L'évolution du système clientéliste dans la région du delta du
fleuve Sénégal permet de comprendre le déclin du parti au pouvoir.
Ce travail a pour point de départ la libéralisation économique et politique
intervenue au début des années quatre-vingt. Dans le nord du pays, le
désengagement de l'État s'accompagne de la construction de barrages
dédiés à l'aménagement du fleuve. Alors que la promotion d'un modèle
d'irrigation privée était réputée substituer des rapports marchands aux liens
de dépendance personnels, les relations clientélistes en sont sorties renforcées.
Le clientélisme s'est reconstitué sur de nouvelles bases productives,
par l'intermédiaire d'entrepreneurs politiques qui captent dans la sphère privée
les ressources destinées à mobiliser leurs clientèles.
Ces leaders construisent leur hégémonie en s'appuyant sur les formes
«traditionnelles» du pouvoir, notamment à partir d'alliances parentales avec
les anciennes notabilités régionales, tout en manipulant les ressources du
développement pour le consolider.
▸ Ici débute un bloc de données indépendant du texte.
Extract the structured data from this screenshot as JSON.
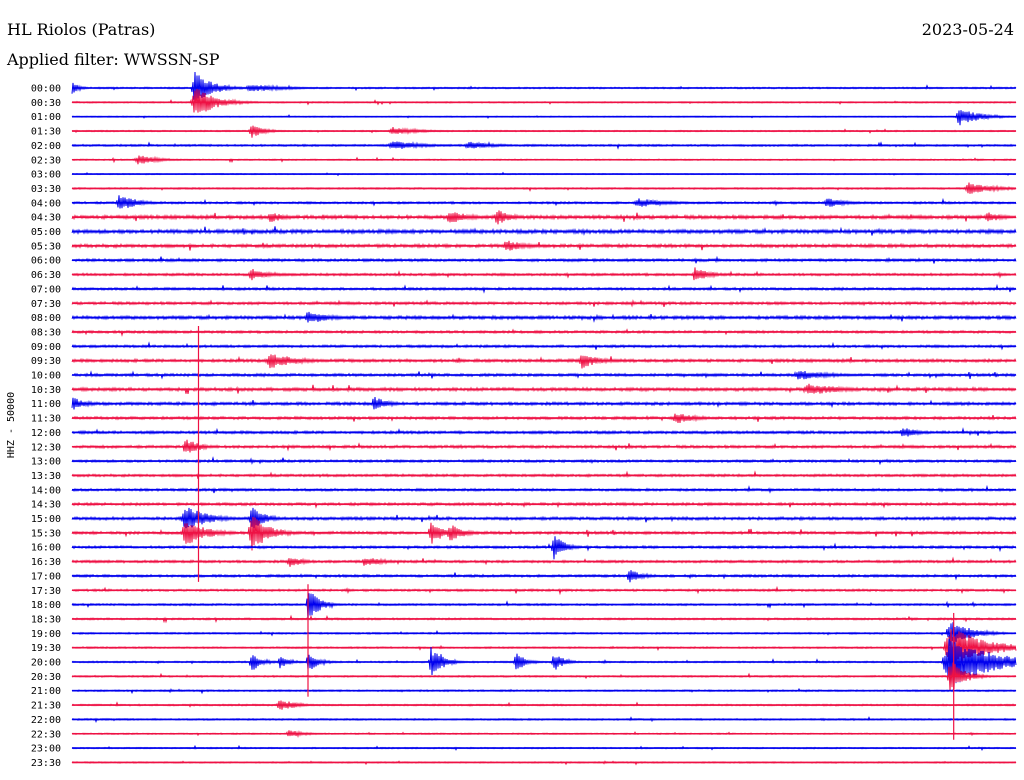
{
  "header": {
    "station": "HL Riolos (Patras)",
    "date": "2023-05-24",
    "filter": "Applied filter: WWSSN-SP"
  },
  "chart_data": {
    "type": "line",
    "title": "HL Riolos (Patras)",
    "subtitle": "Applied filter: WWSSN-SP",
    "ylabel": "HHZ - 50000",
    "xlabel": "",
    "trace_labels": [
      "00:00",
      "00:30",
      "01:00",
      "01:30",
      "02:00",
      "02:30",
      "03:00",
      "03:30",
      "04:00",
      "04:30",
      "05:00",
      "05:30",
      "06:00",
      "06:30",
      "07:00",
      "07:30",
      "08:00",
      "08:30",
      "09:00",
      "09:30",
      "10:00",
      "10:30",
      "11:00",
      "11:30",
      "12:00",
      "12:30",
      "13:00",
      "13:30",
      "14:00",
      "14:30",
      "15:00",
      "15:30",
      "16:00",
      "16:30",
      "17:00",
      "17:30",
      "18:00",
      "18:30",
      "19:00",
      "19:30",
      "20:00",
      "20:30",
      "21:00",
      "21:30",
      "22:00",
      "22:30",
      "23:00",
      "23:30"
    ],
    "colors": {
      "even_trace": "#0000ee",
      "odd_trace": "#ee1144"
    },
    "noise_levels": [
      0.6,
      0.5,
      0.4,
      0.5,
      0.7,
      0.5,
      0.4,
      0.6,
      0.8,
      1.3,
      1.4,
      1.2,
      1.0,
      0.9,
      0.9,
      1.0,
      1.2,
      0.9,
      0.9,
      1.1,
      1.0,
      1.2,
      1.1,
      1.0,
      1.0,
      1.0,
      0.9,
      0.9,
      0.9,
      1.0,
      1.1,
      1.0,
      0.9,
      0.9,
      0.9,
      0.8,
      0.7,
      0.7,
      0.6,
      0.6,
      0.6,
      0.6,
      0.6,
      0.6,
      0.6,
      0.5,
      0.5,
      0.5
    ],
    "events": [
      {
        "trace": 0,
        "x_frac": 0.0,
        "amp": 7,
        "width": 0.01
      },
      {
        "trace": 0,
        "x_frac": 0.13,
        "amp": 18,
        "width": 0.025
      },
      {
        "trace": 0,
        "x_frac": 0.19,
        "amp": 4,
        "width": 0.05
      },
      {
        "trace": 1,
        "x_frac": 0.13,
        "amp": 16,
        "width": 0.03
      },
      {
        "trace": 2,
        "x_frac": 0.94,
        "amp": 9,
        "width": 0.03
      },
      {
        "trace": 3,
        "x_frac": 0.19,
        "amp": 7,
        "width": 0.02
      },
      {
        "trace": 3,
        "x_frac": 0.34,
        "amp": 4,
        "width": 0.04
      },
      {
        "trace": 4,
        "x_frac": 0.34,
        "amp": 5,
        "width": 0.04
      },
      {
        "trace": 4,
        "x_frac": 0.42,
        "amp": 4,
        "width": 0.04
      },
      {
        "trace": 5,
        "x_frac": 0.07,
        "amp": 5,
        "width": 0.03
      },
      {
        "trace": 7,
        "x_frac": 0.95,
        "amp": 6,
        "width": 0.04
      },
      {
        "trace": 8,
        "x_frac": 0.05,
        "amp": 9,
        "width": 0.025
      },
      {
        "trace": 8,
        "x_frac": 0.6,
        "amp": 5,
        "width": 0.04
      },
      {
        "trace": 8,
        "x_frac": 0.8,
        "amp": 5,
        "width": 0.03
      },
      {
        "trace": 9,
        "x_frac": 0.21,
        "amp": 6,
        "width": 0.02
      },
      {
        "trace": 9,
        "x_frac": 0.4,
        "amp": 7,
        "width": 0.03
      },
      {
        "trace": 9,
        "x_frac": 0.45,
        "amp": 8,
        "width": 0.02
      },
      {
        "trace": 9,
        "x_frac": 0.97,
        "amp": 6,
        "width": 0.02
      },
      {
        "trace": 11,
        "x_frac": 0.46,
        "amp": 6,
        "width": 0.03
      },
      {
        "trace": 13,
        "x_frac": 0.19,
        "amp": 6,
        "width": 0.03
      },
      {
        "trace": 13,
        "x_frac": 0.66,
        "amp": 9,
        "width": 0.02
      },
      {
        "trace": 16,
        "x_frac": 0.25,
        "amp": 7,
        "width": 0.03
      },
      {
        "trace": 19,
        "x_frac": 0.21,
        "amp": 8,
        "width": 0.04
      },
      {
        "trace": 19,
        "x_frac": 0.54,
        "amp": 8,
        "width": 0.025
      },
      {
        "trace": 20,
        "x_frac": 0.77,
        "amp": 5,
        "width": 0.05
      },
      {
        "trace": 21,
        "x_frac": 0.78,
        "amp": 6,
        "width": 0.05
      },
      {
        "trace": 22,
        "x_frac": 0.0,
        "amp": 7,
        "width": 0.02
      },
      {
        "trace": 22,
        "x_frac": 0.32,
        "amp": 8,
        "width": 0.02
      },
      {
        "trace": 23,
        "x_frac": 0.64,
        "amp": 6,
        "width": 0.03
      },
      {
        "trace": 24,
        "x_frac": 0.88,
        "amp": 6,
        "width": 0.02
      },
      {
        "trace": 25,
        "x_frac": 0.12,
        "amp": 9,
        "width": 0.02
      },
      {
        "trace": 30,
        "x_frac": 0.12,
        "amp": 14,
        "width": 0.03
      },
      {
        "trace": 30,
        "x_frac": 0.19,
        "amp": 12,
        "width": 0.02
      },
      {
        "trace": 31,
        "x_frac": 0.12,
        "amp": 14,
        "width": 0.03
      },
      {
        "trace": 31,
        "x_frac": 0.19,
        "amp": 20,
        "width": 0.025
      },
      {
        "trace": 31,
        "x_frac": 0.38,
        "amp": 12,
        "width": 0.02
      },
      {
        "trace": 31,
        "x_frac": 0.4,
        "amp": 10,
        "width": 0.02
      },
      {
        "trace": 32,
        "x_frac": 0.51,
        "amp": 14,
        "width": 0.015
      },
      {
        "trace": 33,
        "x_frac": 0.23,
        "amp": 6,
        "width": 0.02
      },
      {
        "trace": 33,
        "x_frac": 0.31,
        "amp": 5,
        "width": 0.03
      },
      {
        "trace": 34,
        "x_frac": 0.59,
        "amp": 7,
        "width": 0.02
      },
      {
        "trace": 36,
        "x_frac": 0.25,
        "amp": 20,
        "width": 0.015
      },
      {
        "trace": 38,
        "x_frac": 0.93,
        "amp": 14,
        "width": 0.03
      },
      {
        "trace": 39,
        "x_frac": 0.93,
        "amp": 22,
        "width": 0.05
      },
      {
        "trace": 40,
        "x_frac": 0.19,
        "amp": 10,
        "width": 0.015
      },
      {
        "trace": 40,
        "x_frac": 0.22,
        "amp": 7,
        "width": 0.015
      },
      {
        "trace": 40,
        "x_frac": 0.25,
        "amp": 11,
        "width": 0.015
      },
      {
        "trace": 40,
        "x_frac": 0.38,
        "amp": 16,
        "width": 0.015
      },
      {
        "trace": 40,
        "x_frac": 0.39,
        "amp": 9,
        "width": 0.015
      },
      {
        "trace": 40,
        "x_frac": 0.47,
        "amp": 10,
        "width": 0.015
      },
      {
        "trace": 40,
        "x_frac": 0.51,
        "amp": 10,
        "width": 0.015
      },
      {
        "trace": 40,
        "x_frac": 0.93,
        "amp": 26,
        "width": 0.06
      },
      {
        "trace": 41,
        "x_frac": 0.93,
        "amp": 18,
        "width": 0.02
      },
      {
        "trace": 43,
        "x_frac": 0.22,
        "amp": 6,
        "width": 0.025
      },
      {
        "trace": 45,
        "x_frac": 0.23,
        "amp": 4,
        "width": 0.025
      }
    ],
    "long_spikes": [
      {
        "trace_from": 17,
        "trace_to": 34,
        "x_frac": 0.134
      },
      {
        "trace_from": 35,
        "trace_to": 42,
        "x_frac": 0.25
      },
      {
        "trace_from": 37,
        "trace_to": 45,
        "x_frac": 0.934
      }
    ],
    "grid": false,
    "legend": "none"
  }
}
L'intensification des conflits factionnels
autour de la rente du développement a toutefois suscité l'émergence de
logiques dissidentes fondées sur la remise en cause des pratiques corruptrices.
La description anthropologique de l'évolution des hiérarchies pendant la
période de la libéralisation témoigne de leur érosion progressive. Les dynamiques
de la société rurale, révélées à travers la famille, le foncier, la dette,
affectent les relations de pouvoir, et les conflits qu'elles engendrent réagissent
sur les comportements politiques. Cette recherche décrit, à partir de
différents angles, comment les changements de longue durée et les conjonctures
politiques qui traversent l'histoire nationale et locale contribuent à
l'essor progressif d'un espace public.